Les chiffres sont désormais connus : 45 « Balisiers », 210 délégués (représentant 15 membres chacun), 61 motions déposées, 50% de femmes – désormais – au sein du comité national (de 40 membres), etc. Du 19 au 21 octobre derniers, le Parti Progressiste Martiniquais a connu son 19ème Congrès, six ans après le précédent. Retour sur les moments forts de l’ultime soirée de l’évènement.

Le siège historique de Trénelle est comble. Plus de 250 membres et militants sont attablés, par Balisier. Au moment où nous pénétrons dans la salle, les motions des différents groupes sont présentées au micro. De très nombreux textes – sur la santé, la parité, les difficultés de « la jeunesse », les enjeux du vieillissement, etc. – mais aussi sur des sujets intrinsèquement politiques (et sensibles), comme la revendication autonomiste aujourd’hui, la « 3ème voie » letchymienne, ou encore le fonctionnement de l’alliance « Ensemble pour une Martinique nouvelle » (EPMN). Malgré les deux ou trois ventilateurs tournant à pleine vitesse, la chaleur est accablante dans la grande pièce. Après trois journées d’échanges et de réflexions, le retard pris sur le déroulé de ce dernier rendez-vous, conjugué à une heure se faisant de plus en plus tardive, semblent peser de tout son poids sur les épaules (et les visages) de nombreux participants. Vient l’élection du secrétaire général du parti. Sans surprise Didier Laguerre est reconduit dans ses fonctions. Après un discours vigoureux et passionné (où il affirma entre autres sa fierté d’être membre du PPM), les applaudissements crépitent. Les militants semblent reprendre des forces : le pouvoir du Verbe et de la conviction politique en somme. Au terme d’un suspense proprement insoutenable (désolé nous n’avons pas pu résister), Serge Letchimy est réélu président du parti au balisier. Assis au mitan d’eux, les militants l’ovationnent. Ultime séquence de la soirée : le discours de l’indiscutable leader.
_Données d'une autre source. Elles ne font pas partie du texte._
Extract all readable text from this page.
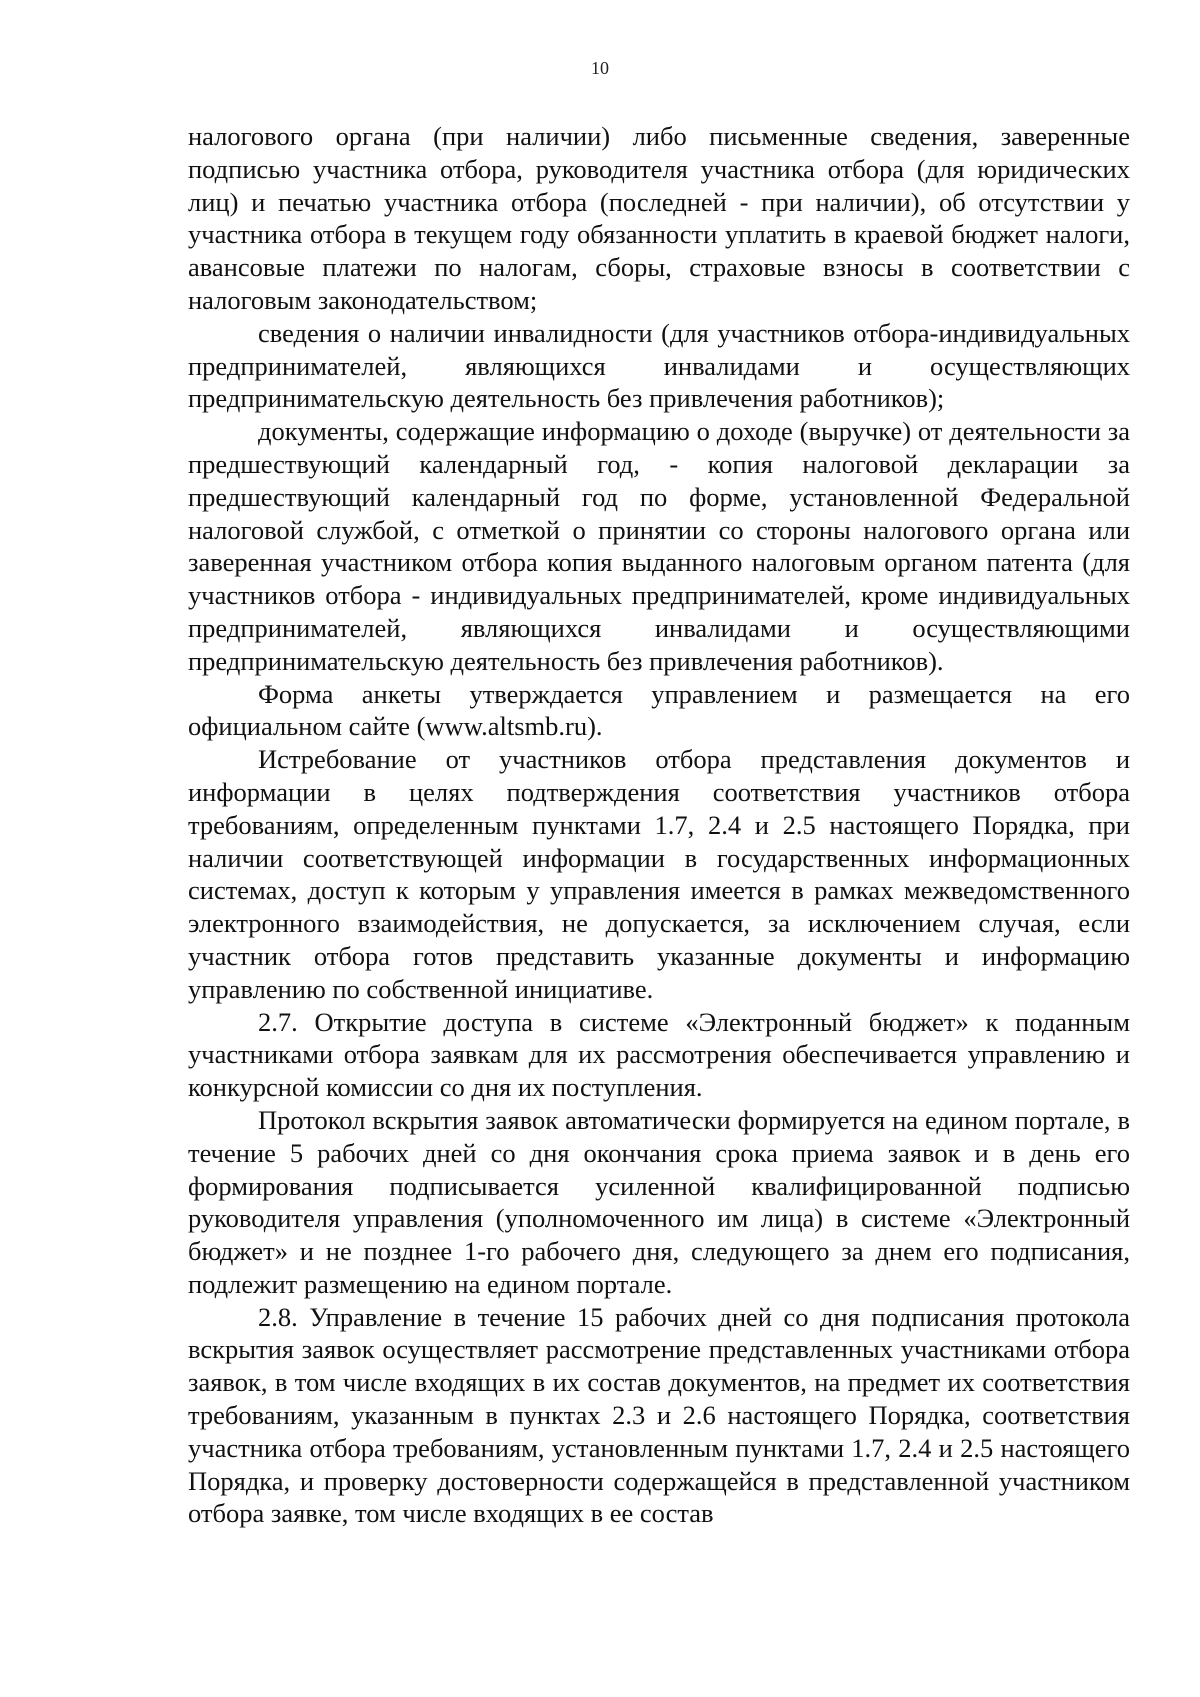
10

налогового органа (при наличии) либо письменные сведения, заверенные подписью участника отбора, руководителя участника отбора (для юридических лиц) и печатью участника отбора (последней - при наличии), об отсутствии у участника отбора в текущем году обязанности уплатить в краевой бюджет налоги, авансовые платежи по налогам, сборы, страховые взносы в соответствии с налоговым законодательством;

сведения о наличии инвалидности (для участников отбора-индивидуальных предпринимателей, являющихся инвалидами и осуществляющих предпринимательскую деятельность без привлечения работников);

документы, содержащие информацию о доходе (выручке) от деятельности за предшествующий календарный год, - копия налоговой декларации за предшествующий календарный год по форме, установленной Федеральной налоговой службой, с отметкой о принятии со стороны налогового органа или заверенная участником отбора копия выданного налоговым органом патента (для участников отбора - индивидуальных предпринимателей, кроме индивидуальных предпринимателей, являющихся инвалидами и осуществляющими предпринимательскую деятельность без привлечения работников).

Форма анкеты утверждается управлением и размещается на его официальном сайте (www.altsmb.ru).

Истребование от участников отбора представления документов и информации в целях подтверждения соответствия участников отбора требованиям, определенным пунктами 1.7, 2.4 и 2.5 настоящего Порядка, при наличии соответствующей информации в государственных информационных системах, доступ к которым у управления имеется в рамках межведомственного электронного взаимодействия, не допускается, за исключением случая, если участник отбора готов представить указанные документы и информацию управлению по собственной инициативе.

2.7. Открытие доступа в системе «Электронный бюджет» к поданным участниками отбора заявкам для их рассмотрения обеспечивается управлению и конкурсной комиссии со дня их поступления.

Протокол вскрытия заявок автоматически формируется на едином портале, в течение 5 рабочих дней со дня окончания срока приема заявок и в день его формирования подписывается усиленной квалифицированной подписью руководителя управления (уполномоченного им лица) в системе «Электронный бюджет» и не позднее 1-го рабочего дня, следующего за днем его подписания, подлежит размещению на едином портале.

2.8. Управление в течение 15 рабочих дней со дня подписания протокола вскрытия заявок осуществляет рассмотрение представленных участниками отбора заявок, в том числе входящих в их состав документов, на предмет их соответствия требованиям, указанным в пунктах 2.3 и 2.6 настоящего Порядка, соответствия участника отбора требованиям, установленным пунктами 1.7, 2.4 и 2.5 настоящего Порядка, и проверку достоверности содержащейся в представленной участником отбора заявке, том числе входящих в ее состав
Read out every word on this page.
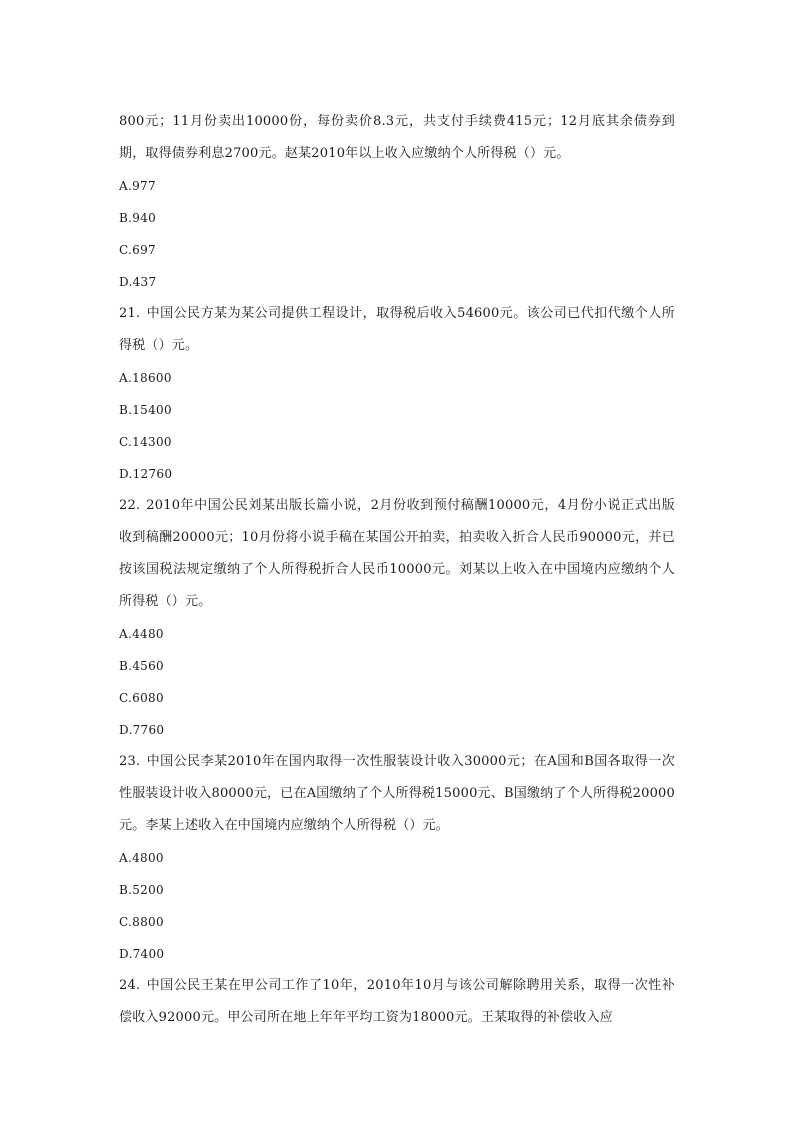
800元；11月份卖出10000份，每份卖价8.3元，共支付手续费415元；12月底其余债券到期，取得债券利息2700元。赵某2010年以上收入应缴纳个人所得税（）元。

A.977

B.940

C.697

D.437

21. 中国公民方某为某公司提供工程设计，取得税后收入54600元。该公司已代扣代缴个人所得税（）元。

A.18600

B.15400

C.14300

D.12760

22. 2010年中国公民刘某出版长篇小说，2月份收到预付稿酬10000元，4月份小说正式出版收到稿酬20000元；10月份将小说手稿在某国公开拍卖，拍卖收入折合人民币90000元，并已按该国税法规定缴纳了个人所得税折合人民币10000元。刘某以上收入在中国境内应缴纳个人所得税（）元。

A.4480

B.4560

C.6080

D.7760

23. 中国公民李某2010年在国内取得一次性服装设计收入30000元；在A国和B国各取得一次性服装设计收入80000元，已在A国缴纳了个人所得税15000元、B国缴纳了个人所得税20000元。李某上述收入在中国境内应缴纳个人所得税（）元。

A.4800

B.5200

C.8800

D.7400

24. 中国公民王某在甲公司工作了10年，2010年10月与该公司解除聘用关系，取得一次性补偿收入92000元。甲公司所在地上年年平均工资为18000元。王某取得的补偿收入应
L’homme débute en sacrifiant aux égards « dus » à l’alliance, faisant en effet un bref éloge de ceux assis au 1er rang : les leaders des formations politiques composant EPMN (Bâtir le Pays Martinique, Osons oser, Vivre à Schoelcher, Mouvement Populaire Franciscain, etc.). Serge Letchimy commence par Pierre Samot, absent mais représenté par le secrétaire général de Bâtir, David Zobda (« il y a la sincérité, et aussi une amitié qui est solide », dira t-il à l’intéressé). Viennent notamment une déclaration d’amitié à Louis-Joseph Manscour : « Je te le dis avec beaucoup d’émotion : tu me manques à l’Assemblée nationale. Vraiment. Il y avait une très grande complicité entre nous, et je n’ai pas du tout l’impression que cette complicité puisse être créée avec d’autres… (mais de qui peut-il bien parler ? NDR). » Et l’orateur de donner alors une (mince) indication sur la stratégie en cours. Et surtout à venir : « Je souhaite qu’à travers toi […] avec François Hollande et Jean-Marc Ayrault, on puisse trouver ensemble des étapes et des voies (la « 3ème » par exemple ? NDR). » Et de poursuivre : « Je suis sûr que nous partageons l’essentiel, et que ce travail de négociation qu’il y a à faire, de discussions pour le développement de la Martinique et pour sa responsabilité, passe nécessairement par la Fédération socialiste. » Plutôt clair, non ? Un hommage fut aussi rendu par l’orateur à un « progressiste de droite », Pierre Petit, et au sénateur PPM Serge Larcher (« classé parmi les 10 meilleurs sénateurs de France », nous apprendra Serge Letchimy) – « il est devenu un excellent sénateur, parce qu’il est devenu membre du PPM », lancera-t-il d’ailleurs dans un éclat de rire. Plus en avant dans son discours, Serge Letchimy fit cette adresse, surprenante car nominative, au leader du Mouvement Indépendantiste Martiniquais : « Mr Marie-Jeanne, je vous souhaite la plus grande tranquillité possible par rapport à votre conscience, et que vous soyez libéré de ce que vous avez pu faire comme populisme […]. » Quelques instants après, Serge Letchimy plaidait pour que la Martinique « retrouve sa paix ».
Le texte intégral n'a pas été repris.